The Wave Glider is developed and made by Liquid Robotics Incorporated, an Ocean Data Service provider. It is an Autonomous Surface Vehicle, which is slightly different from most of the other robots on this cruise, which are AUV’s – Autonomous Underwater Vehicles.
The glider is comprised of two major components, about 1.2 meters long and 0.5 meters across. The first component, the “Float”, has the appearance of a surfboard and remains at the water’s surface. The second component is the “Sub” or the submarine, and it hangs underneath the Float by a 7-meter umbilical. The Sub is fully submerged. To see what the vehicle looks like, check out this video:
Brilliance in simplicity
The Wave Glider gets its name from its most unique feature, it converts the up-and-down motion of the waves into forward propulsion. This makes it a great vehicle for long missions. Construction-wise, it isn’t as sophisticated as the other submerged vehicles, mainly because we don’t have thrusters onboard. But that is the brilliance of it; its simple construction ensures reliability for sea-going missions. The glider is nearly all aluminum, foam, and fiberglass.
Without payloads, the vehicle weighs about 90 Kilograms and has a buoyancy (water-payload) of up to 20 kilograms onboard. If the payload is in a separate boat being towed, it can carry around much more weight.
The Wave Glider could also be described as an unmoored station-keeping buoy. If we give it a single point to swim around, it will maintain that position without having to be anchored to the sea floor. The glider version onboard, SV2, made its journey all the way from California to Sydney some years ago; and still holds a Guinness Book World record for that feat.
It can maintain an average speed of about 2 knots. If it gets stuck in a current, the glider can be delayed, but it will eventually ‘figure out’ and swim its way out.
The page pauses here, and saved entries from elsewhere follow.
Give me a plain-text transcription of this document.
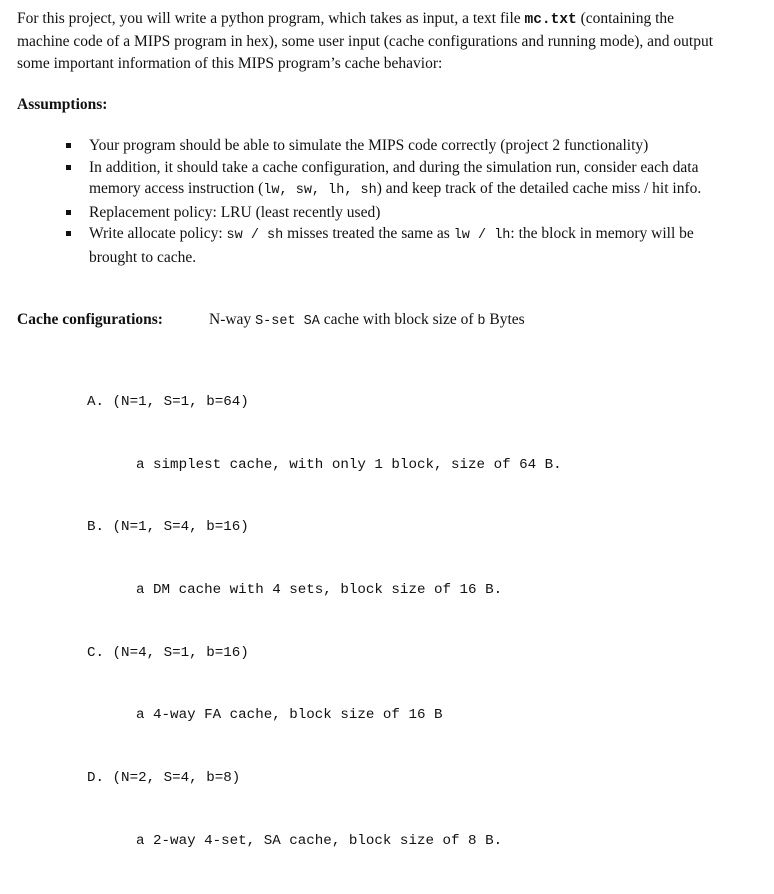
For this project, you will write a python program, which takes as input, a text file mc.txt (containing the machine code of a MIPS program in hex), some user input (cache configurations and running mode), and output some important information of this MIPS program’s cache behavior:
Assumptions:
Your program should be able to simulate the MIPS code correctly (project 2 functionality)
In addition, it should take a cache configuration, and during the simulation run, consider each data memory access instruction (lw, sw, lh, sh) and keep track of the detailed cache miss / hit info.
Replacement policy: LRU (least recently used)
Write allocate policy: sw / sh misses treated the same as lw / lh: the block in memory will be brought to cache.
Cache configurations:	N-way S-set SA cache with block size of b Bytes

A. (N=1, S=1, b=64)

a simplest cache, with only 1 block, size of 64 B.

B. (N=1, S=4, b=16)

a DM cache with 4 sets, block size of 16 B.

C. (N=4, S=1, b=16)

a 4-way FA cache, block size of 16 B

D. (N=2, S=4, b=8)

a 2-way 4-set, SA cache, block size of 8 B.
Sometimes it takes being a little clever with mission planning.
The Wave Glider uses no electricity, and no power for its forward propulsion – as long as there are waves, it will keep moving. Solar panels are mounted on top of the float, and the engineers charge on-board batteries that power the control software and other electronics, including sensors or payloads. Additionally, payloads are not limited to what you can fit inside the glider, it has a bit of towing power, so another boat could be attached to it.
One of the gliders strongest features is that it can reduce data collection operation costs for at sea missions. Traditionally, a boat crew would be out at sea with all of the equipment for weeks or months. That becomes costly with fuel, ship time, maintenance, paying the crew, etc. The Wave Glider can accomplish all that at pennies a day. Once launched, it can maintain itself at sea, providing a low-cost mobile platform for ocean data collection.
Surface to underwater interface
The science team is using the wave glider as a surface-to-submerged vessel communication interface at Scott Reef. With all our submerged vehicles, the only way to communicate with them underwater is through an acoustic modem. You can’t send a cell signal or GPS signal through the water. The use of the wave glider extends our range and duration because we have an acoustic modem built into the glider. With the glider’s surface component, we are able to communicate wirelessly to our submerged vehicles, providing a unique surface-to-water interface.
The device we have installed to the wave glider is a USBL head, which stands for ultrashort baseline. It is an acoustic transceiver that communicates with our submerged vehicles that have similar acoustic modems installed. At the top level, we use this to communicate with our submerged vehicles by sending commands and receiving data. On a lower level, we use the USBL for navigation and positioning of our submerged vehicles. This set up works similar to how a GPS operates, by basically triangulates our submerged vehicles position with an array of acoustic devices.
For instance, with this experiment, we have a submerged vehicle called a “Photo-Float” and its movement subject to currents. The glider will be able to determine the position of the submerged Photo-Float and track it, follow it, and transmit its data back to the surface. So the Wave Glider on this mission isn’t necessarily collecting data itself, it is the surface interface, communicating with our submerged vehicles.
Deployment and recovery are the trickiest part about the Wave Glider compared to traditional vehicles, since no other vehicle has a component that hangs seven meters below. The science team is lucky though, with calm sea states, and a well-equipped vessel with several cranes, we are confident that it won’t be too much of a problem.